Colocar Artur em uma lista de espera por doador anônimo era inviável. A situação era clara para o cirurgião torácico José Camargo, chefe da equipe médica que realizou a tripla operação — uma jornada de 12 horas.

— A dificuldade de se conseguir doadores de tamanho compatível com aquela mirrada caixa torácica tornou evidente que não viveria tempo suficiente para esperar — disse o médico, que relatou o caso em uma de suas colunas no caderno Vida, de ZH.

Foi a dentista de Dionísia quem acendeu uma luz de esperança na família Müller. Comentou sobre uma conhecida que havia sido submetida a um transplante de pulmão graças à doação de dois irmãos, que continuavam vivos e com saúde. Dionísia e José procuraram a Santa Casa — e a confirmação de que o transplante intervivos era possível foi recebida com euforia. Não sem o lamento de não haverem sabido disso antes de se tornarem irreversíveis as situações de Cássio e Túlio.

O primeiro contratempo apareceu rápido: Dionísia tinha asma e José não compartilhava o tipo sanguíneo de Artur, dois impeditivos para a doação.

Então, testaram Débora, 23 anos, a única dos quatro filhos a nascer livre da fibrose cística, uma doença hereditária que acomete um a cada 4 mil nascidos no Estado, causando um acúmulo de muco denso nos pulmões e a míngua, pouco a pouco, da função respiratória.

— Eu já tinha visto um irmão morrer e não aguentaria perder outro. Não pensei meio segundo quando soube que eu era compatível: eu iria doar — conta a irmã.

Ao contrário de um transplante de rim ou de fígado, em que só um doador é suficiente, o de pulmões exige dois. Quem seria o outro? Ligaram para todos os parentes — até que chegou ao ouvido de Moisés Morais que José, seu primo distante, tinha um filho entre a vida e a morte. Consultou a mulher sobre o desejo de salvar a vida do menino. E ouviu:

— Pensa se fosse um filho teu.

Não restaram dúvidas. Moisés sufocou o medo. Precisou também encarar a Justiça: o parentesco de quinto grau que se estabelecia entre ele e Artur tornava necessária uma autorização judicial. No transplante intervivos, o limite legalmente aceito é de até três graus — uma medida para impedir o tráfico de órgãos. O juiz, comovido com a história de desprendimento, despachou decisão favorável à cirurgia em menos de 24 horas. Somou-se a esta vitória a alegria de os Müller, também na Justiça, conseguirem que o plano de saúde cobrisse o tratamento, avaliado em R$ 224 mil.
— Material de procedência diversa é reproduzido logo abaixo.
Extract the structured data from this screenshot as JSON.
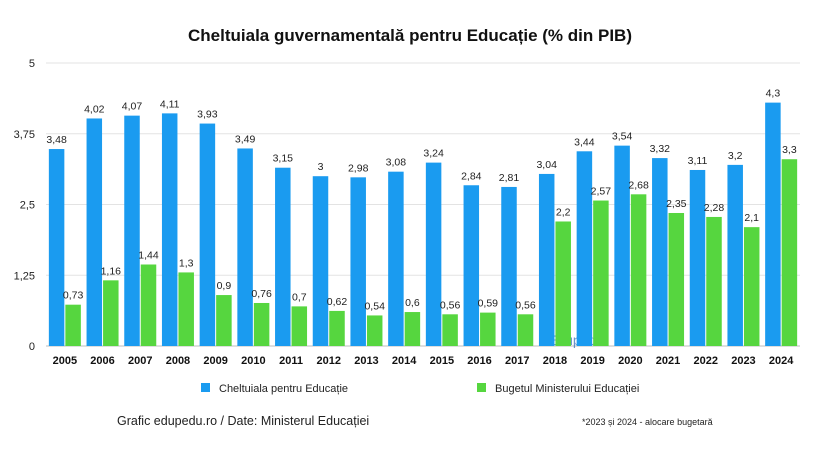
{
  "chart_data": {
    "type": "bar",
    "title": "Cheltuiala guvernamentală pentru Educație (% din PIB)",
    "categories": [
      "2005",
      "2006",
      "2007",
      "2008",
      "2009",
      "2010",
      "2011",
      "2012",
      "2013",
      "2014",
      "2015",
      "2016",
      "2017",
      "2018",
      "2019",
      "2020",
      "2021",
      "2022",
      "2023",
      "2024"
    ],
    "series": [
      {
        "name": "Cheltuiala pentru Educație",
        "color": "#1a9bf0",
        "values": [
          3.48,
          4.02,
          4.07,
          4.11,
          3.93,
          3.49,
          3.15,
          3,
          2.98,
          3.08,
          3.24,
          2.84,
          2.81,
          3.04,
          3.44,
          3.54,
          3.32,
          3.11,
          3.2,
          4.3
        ],
        "labels": [
          "3,48",
          "4,02",
          "4,07",
          "4,11",
          "3,93",
          "3,49",
          "3,15",
          "3",
          "2,98",
          "3,08",
          "3,24",
          "2,84",
          "2,81",
          "3,04",
          "3,44",
          "3,54",
          "3,32",
          "3,11",
          "3,2",
          "4,3"
        ]
      },
      {
        "name": "Bugetul Ministerului Educației",
        "color": "#56d63f",
        "values": [
          0.73,
          1.16,
          1.44,
          1.3,
          0.9,
          0.76,
          0.7,
          0.62,
          0.54,
          0.6,
          0.56,
          0.59,
          0.56,
          2.2,
          2.57,
          2.68,
          2.35,
          2.28,
          2.1,
          3.3
        ],
        "labels": [
          "0,73",
          "1,16",
          "1,44",
          "1,3",
          "0,9",
          "0,76",
          "0,7",
          "0,62",
          "0,54",
          "0,6",
          "0,56",
          "0,59",
          "0,56",
          "2,2",
          "2,57",
          "2,68",
          "2,35",
          "2,28",
          "2,1",
          "3,3"
        ]
      }
    ],
    "ylim": [
      0,
      5
    ],
    "yticks": [
      0,
      1.25,
      2.5,
      3.75,
      5
    ],
    "ytick_labels": [
      "0",
      "1,25",
      "2,5",
      "3,75",
      "5"
    ],
    "grid": true,
    "legend": "bottom"
  },
  "source": "Grafic edupedu.ro / Date: Ministerul Educației",
  "footnote": "*2023 și 2024 - alocare bugetară",
  "watermark": "Edupedu"
}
Eu tô feliz. Quero brincar de esconde-esconde, andar mais de bici. E não quero mais saber de elevador, só de escada

Quinta-feira, 19 de março de 2015. Artur sai da UTI e vai para o quarto: pergunta quando vai poder tomar Coca-Cola e recusa o bombom oferecido por uma tia porque ela não passou álcool-gel nas mãos.
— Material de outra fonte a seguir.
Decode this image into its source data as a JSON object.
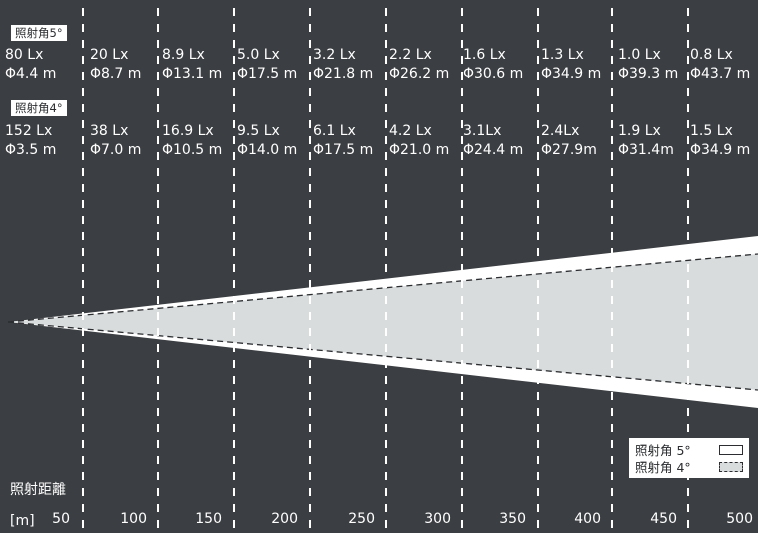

Sábado, 4 de abril de 2015. Artur realiza um antigo desejo de criança do interior: anda de "bici". À noite, Dionísia repete um ritual recente e escondido: espera o caçula adormecer, senta-se ao lado da cama e conforta-se em vê-lo respirando, ritmada e serenamente, pela primeira vez na vida. Satisfeita, ela, que não se lembrava da última vez em que havia tido uma boa noite de sono, também dorme.

Quarta-feira, 8 de abril de 2015. Exatos 30 dias após o transplante, encontram-se Artur, Débora e Moisés, uma tríade de ternura que compartilha o mesmo formato de cicatriz: um corte grande na altura da costela. O pequeno respira um pouco pela irmã, um pouco pelo primo — e os dois veem em suas marcas a vida de outra pessoa.

— Eu tô feliz. Quero brincar de esconde-esconde, andar mais de bici. E não quero mais saber de elevador, só de escada — diz o guri de sorriso tímido.